Questions fréquentes sur l'inspection drone d'une fonderie
Le drone peut-il mesurer les rejets de la cheminée ? Non : cette mesure reste assurée par les analyseurs fixes et les contrôles périodiques réglementaires imposés par l'arrêté préfectoral d'exploitation. Le drone repère des anomalies thermiques indirectes sur les gaines et le caisson de filtration, qui orientent la vérification.
Qui commande cette prestation ? L'exploitant de la fonderie (industriel privé, sous-traitant automobile ou aéronautique, fondeur d'art), généralement le responsable maintenance ou QHSE, à l'occasion d'un audit préventif, avant un arrêt de four programmé, ou pour mettre à jour son bilan matière.
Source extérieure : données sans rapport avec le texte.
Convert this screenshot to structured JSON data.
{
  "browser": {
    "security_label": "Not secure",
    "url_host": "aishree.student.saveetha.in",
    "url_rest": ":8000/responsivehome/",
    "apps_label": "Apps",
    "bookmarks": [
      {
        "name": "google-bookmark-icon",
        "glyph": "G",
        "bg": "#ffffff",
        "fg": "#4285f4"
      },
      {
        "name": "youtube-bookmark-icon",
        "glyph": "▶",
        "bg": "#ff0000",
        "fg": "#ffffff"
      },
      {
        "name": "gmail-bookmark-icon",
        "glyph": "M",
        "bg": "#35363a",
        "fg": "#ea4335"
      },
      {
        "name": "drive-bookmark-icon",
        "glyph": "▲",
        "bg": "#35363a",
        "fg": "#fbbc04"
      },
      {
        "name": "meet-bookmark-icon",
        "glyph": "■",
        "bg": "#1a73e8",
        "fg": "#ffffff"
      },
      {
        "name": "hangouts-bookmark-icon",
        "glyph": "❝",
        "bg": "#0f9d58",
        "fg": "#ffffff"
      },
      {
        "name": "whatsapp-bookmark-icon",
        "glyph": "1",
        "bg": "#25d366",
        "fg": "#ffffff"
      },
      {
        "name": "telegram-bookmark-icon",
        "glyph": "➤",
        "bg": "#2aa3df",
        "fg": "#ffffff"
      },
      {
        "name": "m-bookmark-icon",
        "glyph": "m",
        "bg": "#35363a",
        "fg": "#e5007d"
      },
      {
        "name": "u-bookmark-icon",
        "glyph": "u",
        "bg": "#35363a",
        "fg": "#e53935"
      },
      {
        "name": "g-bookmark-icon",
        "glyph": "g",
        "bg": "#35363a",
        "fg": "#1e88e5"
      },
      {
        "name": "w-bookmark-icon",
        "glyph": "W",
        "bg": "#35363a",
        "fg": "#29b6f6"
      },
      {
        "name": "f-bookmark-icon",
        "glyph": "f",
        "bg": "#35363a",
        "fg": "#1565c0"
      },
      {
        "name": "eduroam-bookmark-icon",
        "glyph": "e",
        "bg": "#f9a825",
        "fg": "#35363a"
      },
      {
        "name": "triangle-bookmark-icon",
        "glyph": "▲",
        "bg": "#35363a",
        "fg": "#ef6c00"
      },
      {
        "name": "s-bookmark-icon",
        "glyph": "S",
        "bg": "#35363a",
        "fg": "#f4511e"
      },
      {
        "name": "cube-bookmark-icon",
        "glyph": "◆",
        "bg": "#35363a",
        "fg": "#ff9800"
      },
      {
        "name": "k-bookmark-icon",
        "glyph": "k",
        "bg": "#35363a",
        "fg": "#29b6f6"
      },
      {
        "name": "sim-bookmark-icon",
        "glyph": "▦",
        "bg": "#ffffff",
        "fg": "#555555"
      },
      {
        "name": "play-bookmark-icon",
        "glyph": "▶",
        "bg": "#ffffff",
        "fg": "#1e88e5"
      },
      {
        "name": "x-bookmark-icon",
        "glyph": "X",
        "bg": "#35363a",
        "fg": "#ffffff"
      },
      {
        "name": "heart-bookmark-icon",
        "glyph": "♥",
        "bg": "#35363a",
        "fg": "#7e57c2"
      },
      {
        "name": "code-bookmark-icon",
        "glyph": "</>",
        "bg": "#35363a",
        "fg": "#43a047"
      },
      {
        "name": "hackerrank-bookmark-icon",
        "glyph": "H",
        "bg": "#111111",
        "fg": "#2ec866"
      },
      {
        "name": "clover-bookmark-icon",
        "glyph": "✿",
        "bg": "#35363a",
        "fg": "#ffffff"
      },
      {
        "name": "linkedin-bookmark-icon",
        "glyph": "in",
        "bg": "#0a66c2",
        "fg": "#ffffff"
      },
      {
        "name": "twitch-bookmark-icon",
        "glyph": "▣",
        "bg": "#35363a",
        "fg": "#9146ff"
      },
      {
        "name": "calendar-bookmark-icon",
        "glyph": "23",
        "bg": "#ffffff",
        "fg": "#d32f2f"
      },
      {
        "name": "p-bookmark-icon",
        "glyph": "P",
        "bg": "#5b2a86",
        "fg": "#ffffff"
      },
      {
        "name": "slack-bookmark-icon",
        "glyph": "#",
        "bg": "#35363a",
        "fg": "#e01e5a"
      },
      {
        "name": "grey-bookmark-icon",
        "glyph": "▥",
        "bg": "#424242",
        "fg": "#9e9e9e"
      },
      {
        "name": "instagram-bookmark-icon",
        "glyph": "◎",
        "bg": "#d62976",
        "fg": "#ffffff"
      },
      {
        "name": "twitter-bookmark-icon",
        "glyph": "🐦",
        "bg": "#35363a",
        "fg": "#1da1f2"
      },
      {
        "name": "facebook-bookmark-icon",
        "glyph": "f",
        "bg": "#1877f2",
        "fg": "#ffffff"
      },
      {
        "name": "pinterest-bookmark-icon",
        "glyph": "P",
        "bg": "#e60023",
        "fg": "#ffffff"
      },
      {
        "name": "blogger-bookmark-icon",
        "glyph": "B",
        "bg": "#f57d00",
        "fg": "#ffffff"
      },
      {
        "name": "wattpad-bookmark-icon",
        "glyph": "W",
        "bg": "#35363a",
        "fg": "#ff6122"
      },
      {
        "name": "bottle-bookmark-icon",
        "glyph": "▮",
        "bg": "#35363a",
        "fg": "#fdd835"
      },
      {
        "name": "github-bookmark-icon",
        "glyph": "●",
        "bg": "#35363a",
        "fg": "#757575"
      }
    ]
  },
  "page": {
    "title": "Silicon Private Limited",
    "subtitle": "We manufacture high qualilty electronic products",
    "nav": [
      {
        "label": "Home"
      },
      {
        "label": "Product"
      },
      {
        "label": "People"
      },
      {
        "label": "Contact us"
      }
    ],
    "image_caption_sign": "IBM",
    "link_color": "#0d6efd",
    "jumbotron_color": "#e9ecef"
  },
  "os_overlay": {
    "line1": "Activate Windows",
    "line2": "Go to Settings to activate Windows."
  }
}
Le drone survole-t-il le hall de fusion en activité ? Non : la mission se limite à l'enveloppe extérieure du bâtiment — toiture, cheminées, équipements en toiture ou au sol — et aux parcs de stock, sans jamais entrer dans les ateliers ni survoler une coulée en cours.
Le cubage des stocks remplace-t-il l'inventaire comptable ? Non : il en constitue une mesure physique indépendante, utile pour recaler l'inventaire et documenter le registre des déchets, mais la comptabilité matière reste de la responsabilité de l'exploitant.